Given that sea surface temperatures were about 0.7 degrees warmer than today, the team calculated that even if the warmer temperatures reached all the way down to 2,000 meters depth – more than 6,500 feet, which is highly unlikely – expansion would have accounted for no more than 40 centimeters, less than a foot and a half.
"That means almost all of the substantial sea level rise in the Last Interglacial must have come from the large ice sheets, with only a small contribution from melted mountain glaciers and small ice caps," McKay said.
According to co-author Bette Otto-Bliesner, senior scientist at the National Center for Atmospheric Research (NCAR) in Boulder, Colo., getting the same estimate of the role ocean expansion played on sea level rise increases confidence in the data and the climate models.
"The models allow us to attribute changes we observe in the paleoclimate record to the physical mechanisms that caused those changes," Otto-Bliesner said. "This helps tremendously in being able to distinguish mere correlations from cause-and-effect relationships."
The authors cautioned that past evidence is not a prediction of the future, mostly because global temperatures during the Last Interglacial were driven by changes in the Earth's orbit around the sun. However, current global warming is driven by increasing greenhouse gas concentrations.
The seasonal differences between the northern and the southern hemispheres were more pronounced during the Last Interglacial than they will be in the future.

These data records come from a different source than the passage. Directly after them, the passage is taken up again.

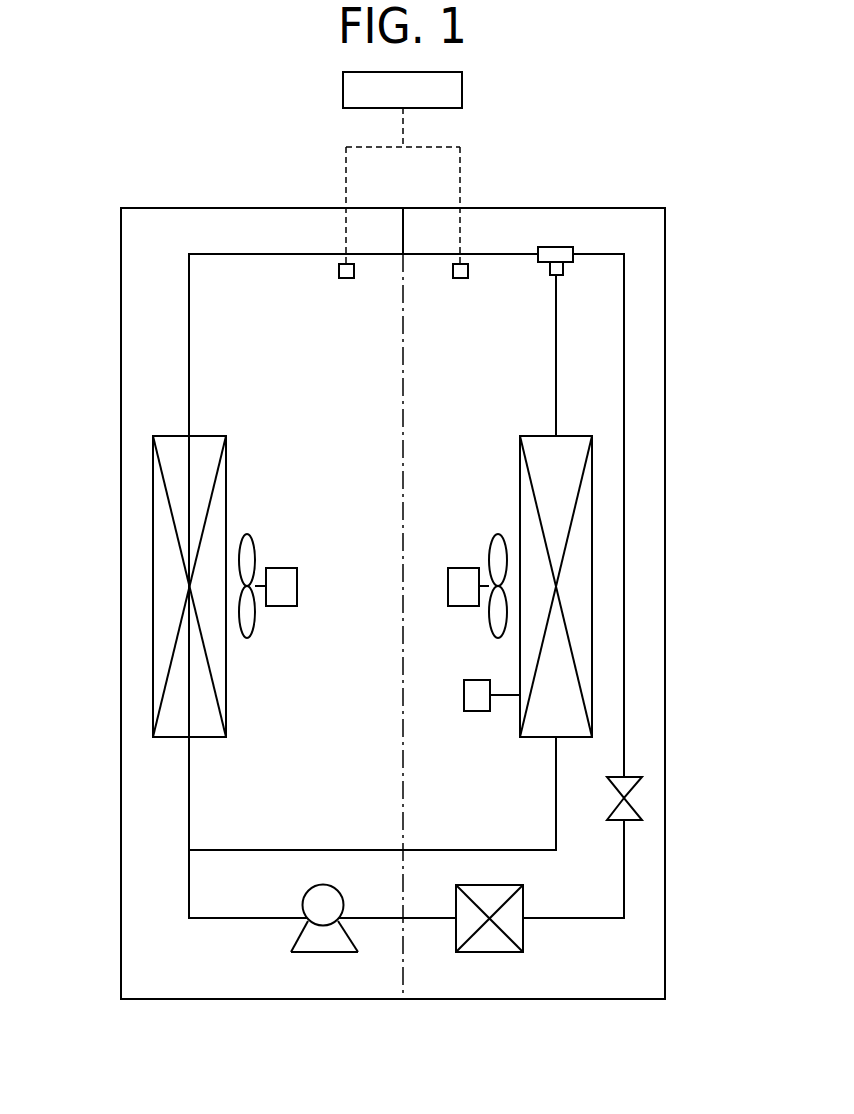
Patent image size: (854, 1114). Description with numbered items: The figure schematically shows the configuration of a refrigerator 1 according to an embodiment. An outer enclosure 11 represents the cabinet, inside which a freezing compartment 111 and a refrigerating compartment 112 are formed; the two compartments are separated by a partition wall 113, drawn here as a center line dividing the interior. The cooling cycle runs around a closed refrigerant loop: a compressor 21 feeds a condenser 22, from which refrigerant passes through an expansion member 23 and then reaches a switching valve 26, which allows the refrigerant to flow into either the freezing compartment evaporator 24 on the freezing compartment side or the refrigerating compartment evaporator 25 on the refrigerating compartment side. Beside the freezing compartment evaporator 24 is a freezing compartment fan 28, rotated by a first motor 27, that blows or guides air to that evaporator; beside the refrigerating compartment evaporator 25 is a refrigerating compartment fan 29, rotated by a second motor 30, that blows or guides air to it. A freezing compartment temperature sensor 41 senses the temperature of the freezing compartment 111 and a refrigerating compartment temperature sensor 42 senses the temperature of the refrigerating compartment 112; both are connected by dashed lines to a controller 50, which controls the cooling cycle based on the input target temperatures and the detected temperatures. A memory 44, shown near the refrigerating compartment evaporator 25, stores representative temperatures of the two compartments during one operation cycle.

The refrigerator 1 is at (648, 168).
The cabinet 11 is at (665, 393).
The freezing compartment 111 is at (298, 225).
The refrigerating compartment 112 is at (436, 225).
The partition wall 113 is at (403, 310).
The compressor 21 is at (323, 945).
The condenser 22 is at (523, 931).
The expansion member 23 is at (634, 790).
The freezing compartment evaporator 24 is at (153, 595).
The refrigerating compartment evaporator 25 is at (592, 645).
The switching valve 26 is at (557, 247).
The first motor 27 is at (281, 606).
The freezing compartment fan 28 is at (240, 627).
The refrigerating compartment fan 29 is at (502, 560).
The second motor 30 is at (463, 572).
The freezing compartment temperature sensor 41 is at (339, 271).
The refrigerating compartment temperature sensor 42 is at (468, 271).
The memory 44 is at (472, 711).
The controller 50 is at (463, 91).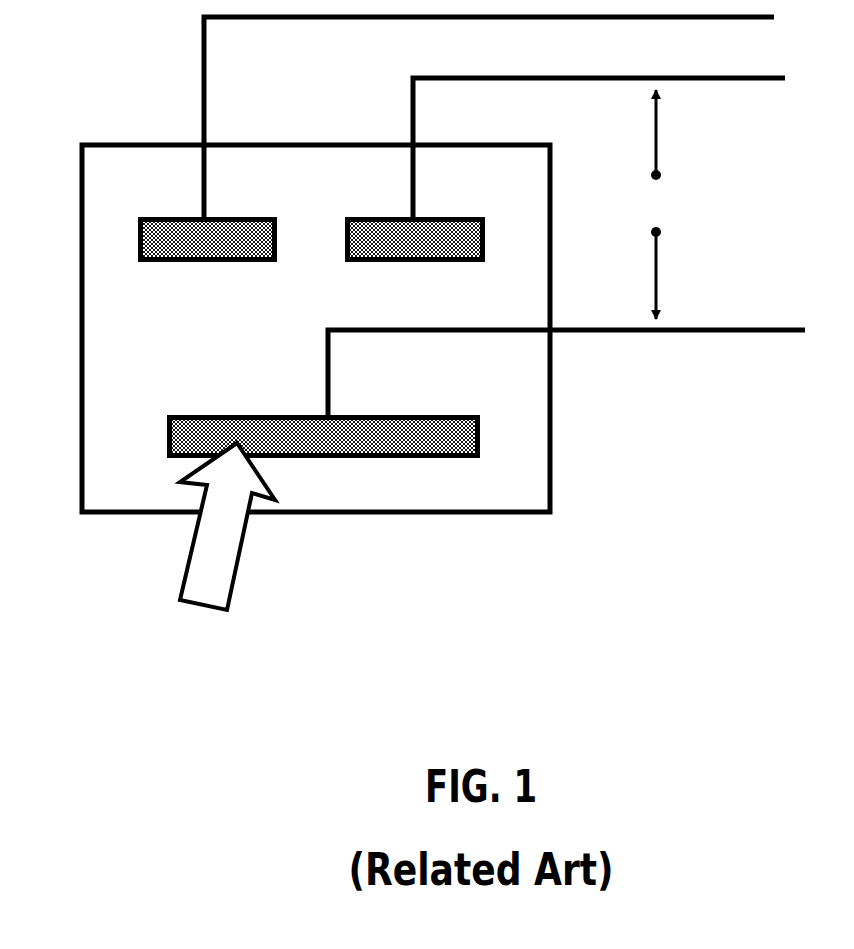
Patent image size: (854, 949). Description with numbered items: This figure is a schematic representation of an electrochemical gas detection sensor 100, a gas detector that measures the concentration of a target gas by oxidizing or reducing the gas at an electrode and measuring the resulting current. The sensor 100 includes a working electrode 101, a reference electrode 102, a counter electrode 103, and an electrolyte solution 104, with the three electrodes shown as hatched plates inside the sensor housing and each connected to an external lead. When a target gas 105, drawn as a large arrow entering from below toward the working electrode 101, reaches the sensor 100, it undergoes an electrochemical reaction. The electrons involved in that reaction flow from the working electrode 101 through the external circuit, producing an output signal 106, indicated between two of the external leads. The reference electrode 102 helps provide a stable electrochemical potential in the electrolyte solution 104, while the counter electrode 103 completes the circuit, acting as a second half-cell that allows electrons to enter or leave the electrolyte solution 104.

The electrochemical gas detection sensor 100 is at (128, 119).
The working electrode 101 is at (370, 458).
The reference electrode 102 is at (413, 263).
The counter electrode 103 is at (210, 263).
The electrolyte solution 104 is at (279, 374).
The target gas 105 is at (187, 566).
The output signal 106 is at (658, 204).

"We expect something quite different for the future because we're not changing things seasonally, we're warming the globe in all seasons," McKay said.
"The question is, when we think about warming on a global scale and contemplate letting the climate system change to a new warmer state, what would we expect for the ice sheets and sea levels based on the paleoclimate record? The Last Interglacial is the most recent time when sea levels were much higher and it's a time for which we have lots of data," McKay added.
"The message is that the last time glaciers and ice sheets melted, sea levels rose by more than eight meters. Much of the world's population lives relatively close to sea level. This is going to have huge impacts, especially on poor countries," he added.
"If you live a meter above sea level, it's irrelevant what causes the rise. Whether sea levels are rising for natural reasons or for anthropogenic reasons, you're still going to be under water sooner or later."